Tuesday, April 23, 2013

TEACHING AND DEVELOPING THE DEVIL RAY WAY

The following article comes the SI Vault and is written by Jeremy Hellickson, Alex Cobb, Matt Moore, and David Price.  It is an outstanding article and you need to find the time to read it all -- especially if you are a baseball coach or fan of baseball.  It's a tremendous article for those that work with pitchers.

The thing that impressed me is the mental approach that the Devil Ways take to every phase of the game.  It is a very lengthy article but here are a few of excerpts that connected with me.  In the first one it is the use of the word "students" and the detail of statistics they have to push their points home to the young pitchers:

Opposite the clubhouse is a low-slung, flat-roofed building, one side of which is covered in a montage of buzzwords such as STRENGTH and TEAMWORK. This is the Rays' meeting room, their equivalent of a lecture hall. While the major league pitchers are playing office-chair soccer, the minor league pitchers and catchers are getting their daily 9 a.m. tutorial. Yesterday the topic was the importance of holding runners and delivering pitches to the plate in a timely manner. The goal for every pitcher is to let no more than 1.3 seconds elapse between the start of his delivery to the ball's hitting the catcher's mitt.

Today's lecture might well be titled, The Importance of the Changeup. The minor leaguers are told that last year Tampa Bay had the lowest ERA (3.19) in the American League in 22 years. No staff in baseball was close to being as good. The Rays also held batters to the lowest batting average (.228) in the AL since it adopted the designated hitter 40 years ago, and struck out more batters (1,383) than any team in the league's 112-year history.

The changeup, the students are told, is the key to such success. Last year, according to Fangraphs.com, the Rays threw a greater percentage of changeups (18.4) than any team in baseball. (San Diego was next, at 15.5%.) And they did it with the second-best average fastball velocity (92.9 mph, two ticks below the 93.1 average of the Nationals).

The lecture lasts about 30 minutes. When it ends, the pitchers walk onto a practice field in brilliant golden sunshine under a morning sky of robin's-egg blue—hues that have been prominent in the Rays' color scheme since 2008, when they ditched the Devil Rays nickname and began one of the most astounding and efficient runs of success in the free-agent era. Tampa Bay has won an average of 91.6 games during the last five seasons, lower than only the Yankees and the Phillies.

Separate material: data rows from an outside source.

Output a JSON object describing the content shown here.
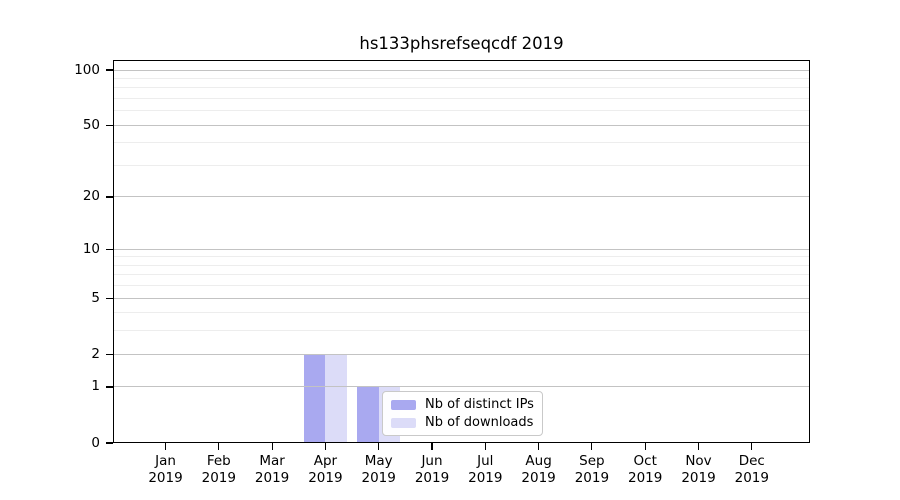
{
  "chart_data": {
    "type": "bar",
    "title": "hs133phsrefseqcdf 2019",
    "categories": [
      "Jan 2019",
      "Feb 2019",
      "Mar 2019",
      "Apr 2019",
      "May 2019",
      "Jun 2019",
      "Jul 2019",
      "Aug 2019",
      "Sep 2019",
      "Oct 2019",
      "Nov 2019",
      "Dec 2019"
    ],
    "series": [
      {
        "name": "Nb of distinct IPs",
        "color": "#a9a9f0",
        "values": [
          0,
          0,
          0,
          2,
          1,
          0,
          0,
          0,
          0,
          0,
          0,
          0
        ]
      },
      {
        "name": "Nb of downloads",
        "color": "#dcdcf8",
        "values": [
          0,
          0,
          0,
          2,
          1,
          0,
          0,
          0,
          0,
          0,
          0,
          0
        ]
      }
    ],
    "y_axis": {
      "scale": "log10(1+y)",
      "tick_labels": [
        "0",
        "1",
        "2",
        "5",
        "10",
        "20",
        "50",
        "100"
      ],
      "tick_values": [
        0,
        1,
        2,
        5,
        10,
        20,
        50,
        100
      ],
      "minor_tick_values": [
        3,
        4,
        6,
        7,
        8,
        9,
        30,
        40,
        60,
        70,
        80,
        90
      ],
      "range_top": 113
    },
    "x_axis": {
      "label_line2": "2019"
    },
    "legend": {
      "entries": [
        "Nb of distinct IPs",
        "Nb of downloads"
      ],
      "position": "lower center"
    },
    "grid": {
      "on": true,
      "major_color": "#c3c3c3",
      "minor_color": "#ededed"
    },
    "colors": {
      "bar_distinct_ips": "#a9a9f0",
      "bar_downloads": "#dcdcf8",
      "axis": "#000000",
      "legend_border": "#c9c9c9"
    }
  }
}
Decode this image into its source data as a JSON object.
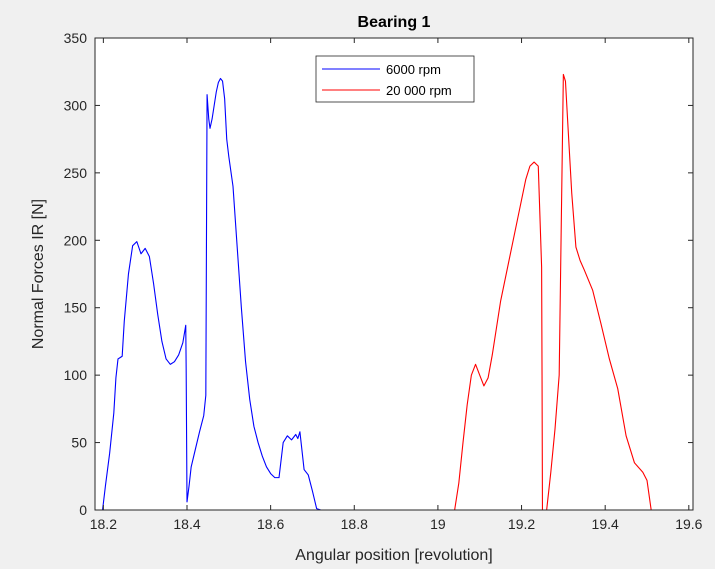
{
  "chart_data": {
    "type": "line",
    "title": "Bearing 1",
    "xlabel": "Angular position [revolution]",
    "ylabel": "Normal Forces IR [N]",
    "xlim": [
      18.18,
      19.61
    ],
    "ylim": [
      0,
      350
    ],
    "xticks": [
      18.2,
      18.4,
      18.6,
      18.8,
      19,
      19.2,
      19.4,
      19.6
    ],
    "xtick_labels": [
      "18.2",
      "18.4",
      "18.6",
      "18.8",
      "19",
      "19.2",
      "19.4",
      "19.6"
    ],
    "yticks": [
      0,
      50,
      100,
      150,
      200,
      250,
      300,
      350
    ],
    "ytick_labels": [
      "0",
      "50",
      "100",
      "150",
      "200",
      "250",
      "300",
      "350"
    ],
    "grid": false,
    "legend_position": "top-center",
    "series": [
      {
        "name": "6000 rpm",
        "color": "#0000ff",
        "points": [
          [
            18.18,
            0
          ],
          [
            18.198,
            0
          ],
          [
            18.2,
            5
          ],
          [
            18.205,
            18
          ],
          [
            18.215,
            42
          ],
          [
            18.225,
            72
          ],
          [
            18.23,
            98
          ],
          [
            18.235,
            112
          ],
          [
            18.24,
            113
          ],
          [
            18.245,
            114
          ],
          [
            18.25,
            140
          ],
          [
            18.26,
            175
          ],
          [
            18.27,
            196
          ],
          [
            18.28,
            199
          ],
          [
            18.29,
            190
          ],
          [
            18.3,
            194
          ],
          [
            18.31,
            188
          ],
          [
            18.32,
            168
          ],
          [
            18.33,
            145
          ],
          [
            18.34,
            125
          ],
          [
            18.35,
            112
          ],
          [
            18.36,
            108
          ],
          [
            18.37,
            110
          ],
          [
            18.38,
            115
          ],
          [
            18.39,
            124
          ],
          [
            18.397,
            137
          ],
          [
            18.398,
            105
          ],
          [
            18.4,
            6
          ],
          [
            18.405,
            18
          ],
          [
            18.41,
            32
          ],
          [
            18.42,
            45
          ],
          [
            18.43,
            58
          ],
          [
            18.44,
            70
          ],
          [
            18.445,
            85
          ],
          [
            18.448,
            308
          ],
          [
            18.452,
            290
          ],
          [
            18.455,
            283
          ],
          [
            18.46,
            290
          ],
          [
            18.465,
            300
          ],
          [
            18.47,
            310
          ],
          [
            18.475,
            317
          ],
          [
            18.48,
            320
          ],
          [
            18.485,
            318
          ],
          [
            18.49,
            305
          ],
          [
            18.495,
            275
          ],
          [
            18.5,
            262
          ],
          [
            18.51,
            240
          ],
          [
            18.52,
            195
          ],
          [
            18.53,
            150
          ],
          [
            18.54,
            110
          ],
          [
            18.55,
            82
          ],
          [
            18.56,
            62
          ],
          [
            18.57,
            50
          ],
          [
            18.58,
            40
          ],
          [
            18.59,
            32
          ],
          [
            18.6,
            27
          ],
          [
            18.61,
            24
          ],
          [
            18.62,
            24
          ],
          [
            18.63,
            50
          ],
          [
            18.64,
            55
          ],
          [
            18.65,
            52
          ],
          [
            18.66,
            56
          ],
          [
            18.665,
            53
          ],
          [
            18.67,
            58
          ],
          [
            18.68,
            30
          ],
          [
            18.69,
            26
          ],
          [
            18.7,
            14
          ],
          [
            18.71,
            1
          ],
          [
            18.72,
            0
          ],
          [
            19.61,
            0
          ]
        ]
      },
      {
        "name": "20 000 rpm",
        "color": "#ff0000",
        "points": [
          [
            18.18,
            0
          ],
          [
            19.04,
            0
          ],
          [
            19.05,
            20
          ],
          [
            19.06,
            50
          ],
          [
            19.07,
            78
          ],
          [
            19.08,
            100
          ],
          [
            19.09,
            108
          ],
          [
            19.1,
            100
          ],
          [
            19.11,
            92
          ],
          [
            19.12,
            98
          ],
          [
            19.13,
            115
          ],
          [
            19.14,
            135
          ],
          [
            19.15,
            155
          ],
          [
            19.17,
            185
          ],
          [
            19.19,
            215
          ],
          [
            19.21,
            245
          ],
          [
            19.22,
            255
          ],
          [
            19.23,
            258
          ],
          [
            19.24,
            255
          ],
          [
            19.248,
            180
          ],
          [
            19.249,
            100
          ],
          [
            19.25,
            0
          ],
          [
            19.26,
            0
          ],
          [
            19.27,
            28
          ],
          [
            19.28,
            60
          ],
          [
            19.29,
            100
          ],
          [
            19.295,
            212
          ],
          [
            19.3,
            323
          ],
          [
            19.305,
            318
          ],
          [
            19.31,
            290
          ],
          [
            19.32,
            235
          ],
          [
            19.33,
            195
          ],
          [
            19.34,
            185
          ],
          [
            19.35,
            178
          ],
          [
            19.37,
            163
          ],
          [
            19.39,
            138
          ],
          [
            19.41,
            112
          ],
          [
            19.43,
            90
          ],
          [
            19.45,
            55
          ],
          [
            19.47,
            35
          ],
          [
            19.49,
            28
          ],
          [
            19.5,
            22
          ],
          [
            19.51,
            0
          ],
          [
            19.52,
            0
          ],
          [
            19.61,
            0
          ]
        ]
      }
    ]
  }
}
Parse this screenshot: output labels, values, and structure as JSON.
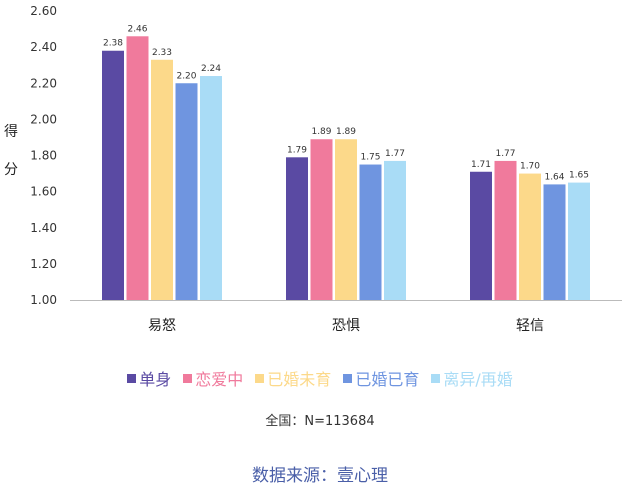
{
  "chart_data": {
    "type": "bar",
    "ylabel": "得分",
    "ylim": [
      1.0,
      2.6
    ],
    "yticks": [
      "1.00",
      "1.20",
      "1.40",
      "1.60",
      "1.80",
      "2.00",
      "2.20",
      "2.40",
      "2.60"
    ],
    "categories": [
      "易怒",
      "恐惧",
      "轻信"
    ],
    "series": [
      {
        "name": "单身",
        "color": "#5a4aa3",
        "values": [
          2.38,
          1.79,
          1.71
        ]
      },
      {
        "name": "恋爱中",
        "color": "#f07a9c",
        "values": [
          2.46,
          1.89,
          1.77
        ]
      },
      {
        "name": "已婚未育",
        "color": "#fcd98a",
        "values": [
          2.33,
          1.89,
          1.7
        ]
      },
      {
        "name": "已婚已育",
        "color": "#6f95e0",
        "values": [
          2.2,
          1.75,
          1.64
        ]
      },
      {
        "name": "离异/再婚",
        "color": "#a9dcf6",
        "values": [
          2.24,
          1.77,
          1.65
        ]
      }
    ],
    "grid": false,
    "legend_position": "bottom"
  },
  "note": "全国：N=113684",
  "source": "数据来源：壹心理"
}
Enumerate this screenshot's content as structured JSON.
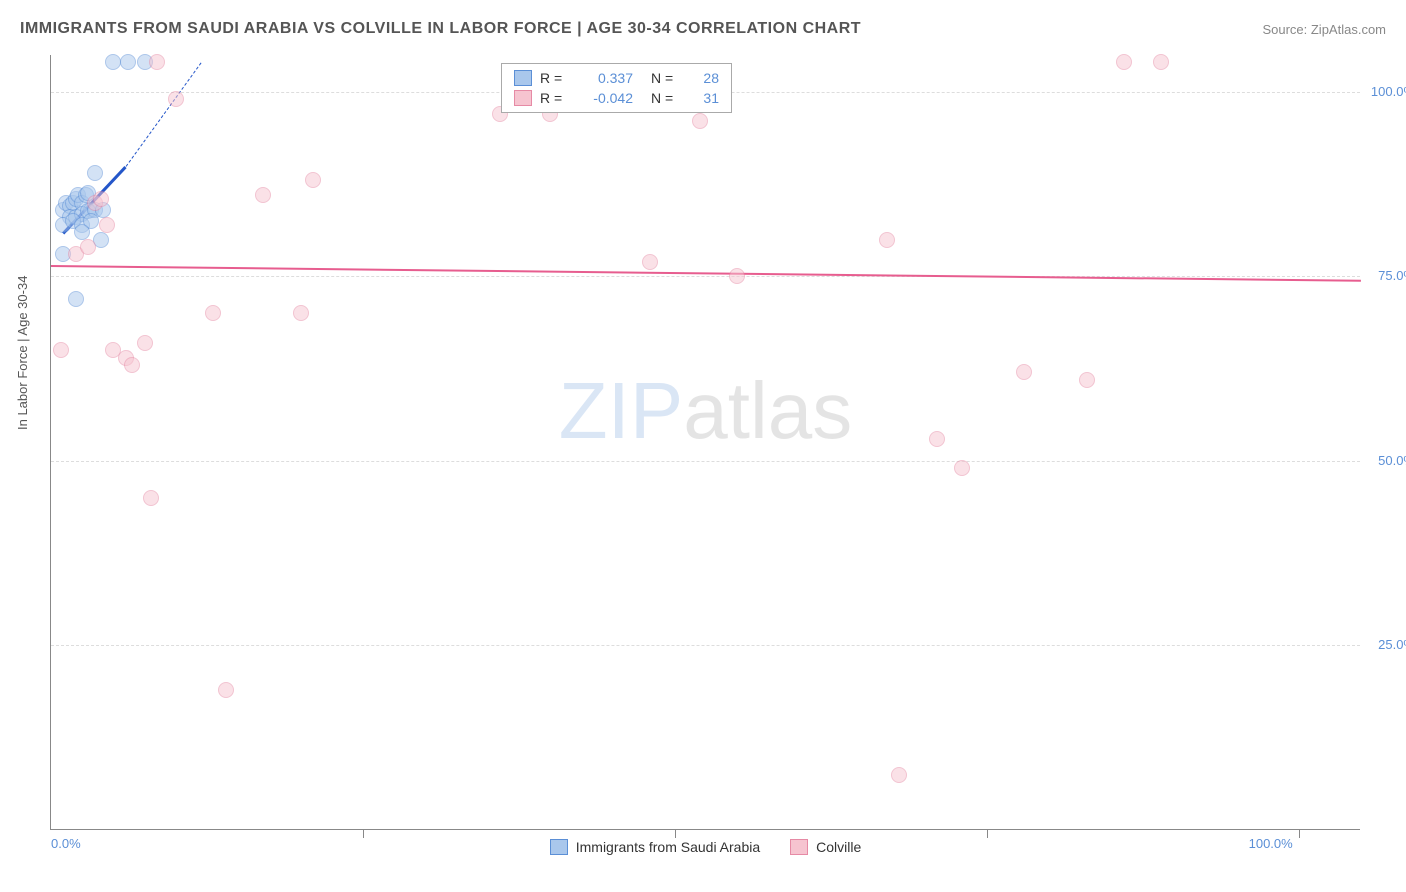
{
  "header": {
    "title": "IMMIGRANTS FROM SAUDI ARABIA VS COLVILLE IN LABOR FORCE | AGE 30-34 CORRELATION CHART",
    "source": "Source: ZipAtlas.com"
  },
  "watermark": {
    "zip": "ZIP",
    "atlas": "atlas"
  },
  "chart": {
    "type": "scatter",
    "ylabel": "In Labor Force | Age 30-34",
    "xlim": [
      0,
      105
    ],
    "ylim": [
      0,
      105
    ],
    "yticks": [
      {
        "v": 25,
        "label": "25.0%"
      },
      {
        "v": 50,
        "label": "50.0%"
      },
      {
        "v": 75,
        "label": "75.0%"
      },
      {
        "v": 100,
        "label": "100.0%"
      }
    ],
    "xticks": [
      {
        "v": 0,
        "label": "0.0%"
      },
      {
        "v": 100,
        "label": "100.0%"
      }
    ],
    "xminor": [
      25,
      50,
      75,
      100
    ],
    "background_color": "#ffffff",
    "grid_color": "#dddddd",
    "marker_radius": 8,
    "marker_opacity": 0.5,
    "series": [
      {
        "name": "Immigrants from Saudi Arabia",
        "color_fill": "#a9c7ec",
        "color_stroke": "#5b8fd6",
        "r": 0.337,
        "n": 28,
        "trend": {
          "x1": 1,
          "y1": 81,
          "x2": 6,
          "y2": 90,
          "color": "#2456c9",
          "width": 2.5
        },
        "ext": {
          "x1": 6,
          "y1": 90,
          "x2": 12,
          "y2": 104,
          "color": "#2456c9",
          "width": 1,
          "dashed": true
        },
        "points": [
          [
            1,
            84
          ],
          [
            1.2,
            85
          ],
          [
            1.5,
            84.5
          ],
          [
            1.8,
            85
          ],
          [
            2,
            85.5
          ],
          [
            2.2,
            86
          ],
          [
            2.5,
            85
          ],
          [
            2.8,
            86
          ],
          [
            3,
            86.3
          ],
          [
            3.2,
            84
          ],
          [
            1.5,
            83
          ],
          [
            2,
            83
          ],
          [
            2.5,
            83.5
          ],
          [
            3,
            83.8
          ],
          [
            3.5,
            84
          ],
          [
            1,
            82
          ],
          [
            1.8,
            82.5
          ],
          [
            2.5,
            82
          ],
          [
            3.2,
            82.5
          ],
          [
            1,
            78
          ],
          [
            2,
            72
          ],
          [
            4,
            80
          ],
          [
            3.5,
            89
          ],
          [
            4.2,
            84
          ],
          [
            5,
            104
          ],
          [
            6.2,
            104
          ],
          [
            7.5,
            104
          ],
          [
            2.5,
            81
          ]
        ]
      },
      {
        "name": "Colville",
        "color_fill": "#f6c4d0",
        "color_stroke": "#e68aa5",
        "r": -0.042,
        "n": 31,
        "trend": {
          "x1": 0,
          "y1": 76.5,
          "x2": 105,
          "y2": 74.5,
          "color": "#e75d8f",
          "width": 2
        },
        "points": [
          [
            0.8,
            65
          ],
          [
            2,
            78
          ],
          [
            3,
            79
          ],
          [
            3.5,
            85
          ],
          [
            4,
            85.5
          ],
          [
            4.5,
            82
          ],
          [
            5,
            65
          ],
          [
            6,
            64
          ],
          [
            6.5,
            63
          ],
          [
            7.5,
            66
          ],
          [
            8.5,
            104
          ],
          [
            8,
            45
          ],
          [
            10,
            99
          ],
          [
            13,
            70
          ],
          [
            14,
            19
          ],
          [
            17,
            86
          ],
          [
            20,
            70
          ],
          [
            21,
            88
          ],
          [
            36,
            97
          ],
          [
            40,
            97
          ],
          [
            48,
            77
          ],
          [
            52,
            96
          ],
          [
            55,
            75
          ],
          [
            67,
            80
          ],
          [
            68,
            7.5
          ],
          [
            73,
            49
          ],
          [
            78,
            62
          ],
          [
            83,
            61
          ],
          [
            86,
            104
          ],
          [
            89,
            104
          ],
          [
            71,
            53
          ]
        ]
      }
    ]
  },
  "legend_top": [
    {
      "swatch_fill": "#a9c7ec",
      "swatch_stroke": "#5b8fd6",
      "r": "0.337",
      "n": "28"
    },
    {
      "swatch_fill": "#f6c4d0",
      "swatch_stroke": "#e68aa5",
      "r": "-0.042",
      "n": "31"
    }
  ],
  "legend_bottom": [
    {
      "swatch_fill": "#a9c7ec",
      "swatch_stroke": "#5b8fd6",
      "label": "Immigrants from Saudi Arabia"
    },
    {
      "swatch_fill": "#f6c4d0",
      "swatch_stroke": "#e68aa5",
      "label": "Colville"
    }
  ]
}
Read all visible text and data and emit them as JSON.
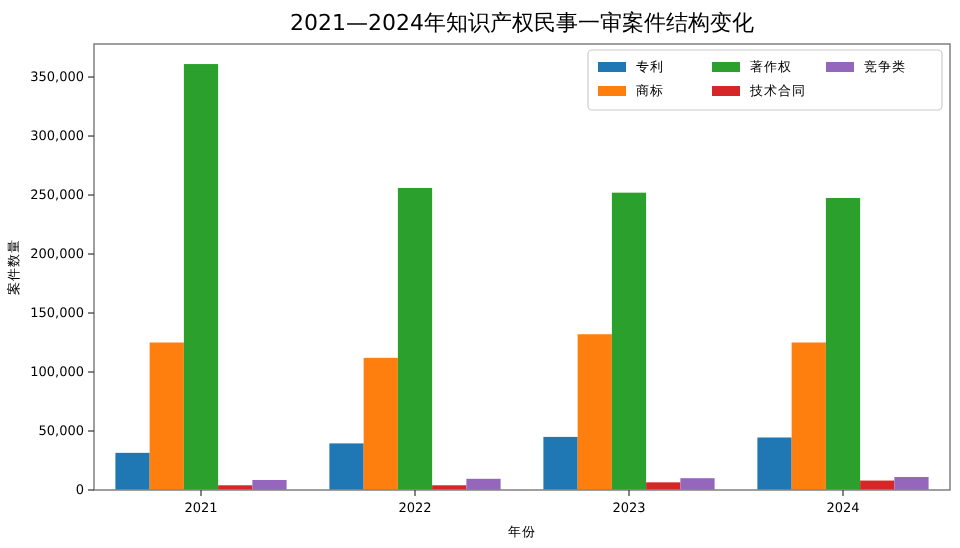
{
  "chart_data": {
    "type": "bar",
    "title": "2021—2024年知识产权民事一审案件结构变化",
    "xlabel": "年份",
    "ylabel": "案件数量",
    "categories": [
      "2021",
      "2022",
      "2023",
      "2024"
    ],
    "series": [
      {
        "name": "专利",
        "color": "#1f77b4",
        "values": [
          31500,
          39500,
          45000,
          44500
        ]
      },
      {
        "name": "商标",
        "color": "#ff7f0e",
        "values": [
          125000,
          112000,
          132000,
          125000
        ]
      },
      {
        "name": "著作权",
        "color": "#2ca02c",
        "values": [
          361000,
          256000,
          252000,
          247500
        ]
      },
      {
        "name": "技术合同",
        "color": "#d62728",
        "values": [
          4000,
          4000,
          6500,
          8000
        ]
      },
      {
        "name": "竞争类",
        "color": "#9467bd",
        "values": [
          8500,
          9500,
          10000,
          11000
        ]
      }
    ],
    "ylim": [
      0,
      378000
    ],
    "yticks": [
      {
        "value": 0,
        "label": "0"
      },
      {
        "value": 50000,
        "label": "50,000"
      },
      {
        "value": 100000,
        "label": "100,000"
      },
      {
        "value": 150000,
        "label": "150,000"
      },
      {
        "value": 200000,
        "label": "200,000"
      },
      {
        "value": 250000,
        "label": "250,000"
      },
      {
        "value": 300000,
        "label": "300,000"
      },
      {
        "value": 350000,
        "label": "350,000"
      }
    ],
    "legend": "top right"
  }
}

In this excerpt, it is the specialization of the teaching and the concentration of a specific area to help their pitchers find success:

Two weeks earlier the major league pitchers gathered in the bullpen on this field. They sat on the ground to listen to pitching coach Jim Hickey teach. It would be the first of three lectures Hickey gives annually to promulgate "our core philosophies" on pitching. The subject of the first one, Hickey would say later, is "the most important" of all.

Hickey spoke about getting ahead of hitters. It may sound pro forma, but boilerplate has no place in baseball's Silicon Valley. Let the rest of baseball regard the first pitch as the most crucial in getting ahead of hitters. The Rays use the first three pitches to define getting ahead, with the third often the most important. There are 11 possible counts in an at bat. The Rays believe no pitch changes the course of that at bat more than the 1-and-1 delivery. "It's almost a 200-point swing in on-base percentage with one ball and two strikes as opposed to two balls and one strike," Hickey told the pitchers. "Get ahead, and everybody becomes David Price," the team's 2012 Cy Young Award winner. Last year Rays pitchers allowed a .204 OBP after 1-and-2 counts, as opposed to a .363 OBP after 2-and-1 counts.

Again, I'm a big believer in that the "mental is to the physical as 4 is to 1" and here again we see how the Rays feel about the mental side of baseball.:

The Rays work the head as much as the body. The holistic approach is guided by manager Joe Maddon, author of the "thought of the day." "The first thing most coaches want to do is change something physical," Maddon says. "Why? Because it's easier than working the mental side. The mental mechanics take more work but provide better results."

I love the "process-oriented" approach to slowly developing their young pitchers as explained in this excerpt:

Tampa Bay likes every pitcher to touch every minor league level and has a strong preference for leaving pitchers with one team throughout a season. Moore, Cobb, Hellickson, Shields, Davis and Jake McGee (now a Rays reliever) all made between 90 and 138 starts in the minors and threw at least 490 innings.

"Part of that [approach] is that we are competitive now," Friedman says. "We rely on young players more than most teams, so we try to get them to the point where the learning curve when they get to the big leagues is short. They can help us win games sooner rather than later."

Again, a reference to teaching with "campuslike environment" and the word "culture":

The truth is that the Rays do as much as any club to remove luck from developing pitchers. The campuslike environment of their training camp, the pitchers "willing" pitches to their spots, the analytics and the swivel-chair soccer games—it all defines the culture of the Rays' way.